4 The disallowed amount of $822,000 equaled the difference between: (1) The total compensation paid by petitioner to Employees for the 33-month period from November 1982 to July 1985 (i.e., $4,397,000), and (2) 33 months of compensation determined from the $650,000 per year amount provided in the employment agreements (i.e., $3,575,000).


Summary judgment is intended to expedite litigation and avoid unnecessary and expensive trials of phantom factual issues. Kroh v. Commissioner [Dec. 48,128], 98 T.C. 383, 390 (1992); Shiosaki v. Commissioner [Dec. 32,519], 61 T.C. 861, 862 (1974). A decision on the merits of a taxpayer's claim can be made via summary judgment "if the pleadings, answers to interrogatories, depositions, admissions, and any other acceptable materials, together with the affidavits, if any, show there is no genuine issue as to any material fact and that a decision may be rendered as a matter of law." Rule 121(b). Because summary judgment decides against a party before trial, we grant such a remedy cautiously and sparingly, and only after carefully ascertaining that the moving party has met all the requirements for summary judgment. Associated Press v. United States, 326 U.S. 1, 6 (1945); Espinoza v. Commissioner [Dec. 38,853], 78 T.C. 412, 416 (1982).

The Court will not resolve disagreements over material factual issues in a summary judgment proceeding. Espinoza v. Commissioner, supra at 416. The burden of proving that there is no genuine issue of material fact is on the moving party, and factual inferences are viewed in the light most favorable to the nonmoving party.
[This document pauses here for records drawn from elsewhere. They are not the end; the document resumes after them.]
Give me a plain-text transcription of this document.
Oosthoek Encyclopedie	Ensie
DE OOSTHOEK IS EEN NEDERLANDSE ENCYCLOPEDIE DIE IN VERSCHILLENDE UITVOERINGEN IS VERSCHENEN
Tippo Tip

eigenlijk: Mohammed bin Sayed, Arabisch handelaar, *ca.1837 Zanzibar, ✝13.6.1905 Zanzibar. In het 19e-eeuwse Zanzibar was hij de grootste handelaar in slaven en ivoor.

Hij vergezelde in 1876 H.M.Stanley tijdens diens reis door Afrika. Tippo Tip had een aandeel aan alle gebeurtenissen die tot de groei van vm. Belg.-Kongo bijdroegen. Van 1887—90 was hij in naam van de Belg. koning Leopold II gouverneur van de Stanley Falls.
United States v. Diebold, Inc., 369 U.S. 654, 655 (1962); Kroh v. Commissioner, supra at 390. A fact is material if it "tends to resolve any of the issues that have been properly raised by the parties." 10A Wright et al., Federal Practice and Procedure: Civil, sec. 2725, at 93 (2d ed. 1983).

Section 162(a)(1) generally provides that a taxpayer may deduct all the "ordinary and necessary expenses paid or incurred during the taxable year in carrying on a trade or business, including * * * a reasonable allowance for salaries or other compensation for personal services actually rendered". Respondent asks us to hold that petitioner's compensation paid to Employees is not ordinary and necessary as a matter of law to the extent that the payments exceeded the amounts payable under the employment agreements. This we cannot do. An ordinary and necessary expense under section 162(a) means that the expense bears a reasonable and proximate relation to the underlying trade or business. Trust of Bingham v. Commissioner [45-2 USTC 9327], 325 U.S. 365, 370 (1945); see also Commissioner v. Tellier [66-1 USTC ╤ 9319], 383 U.S. 687, 689 (1966) ("Our decisions have consistently construed the term necessary as imposing only the minimal requirement that the expense be appropriate and helpful for the development of the [taxpayer's] business" (citations and quotation marks omitted; brackets in original)); Deputy v. Du Pont [40-1 USTC ╤ 9161], 308 U.S. 488, 495 (1940) (an ordinary expense is an expense that relates to a transaction of "common or frequent occurrence in the type of business involved"). The questions of reasonableness and proximity of Employees' compensation are factual determinations left to the Court, as the trier of fact. Commissioner v. Heininger [44-1 USTC ╤ 9109], 320 U.S. 467, 473 (1943). We hold that there are genuine issues as to material facts necessary to make our determination.

To reflect the foregoing,

An appropriate order denying respondent's motion for partial summary judgment will be issued.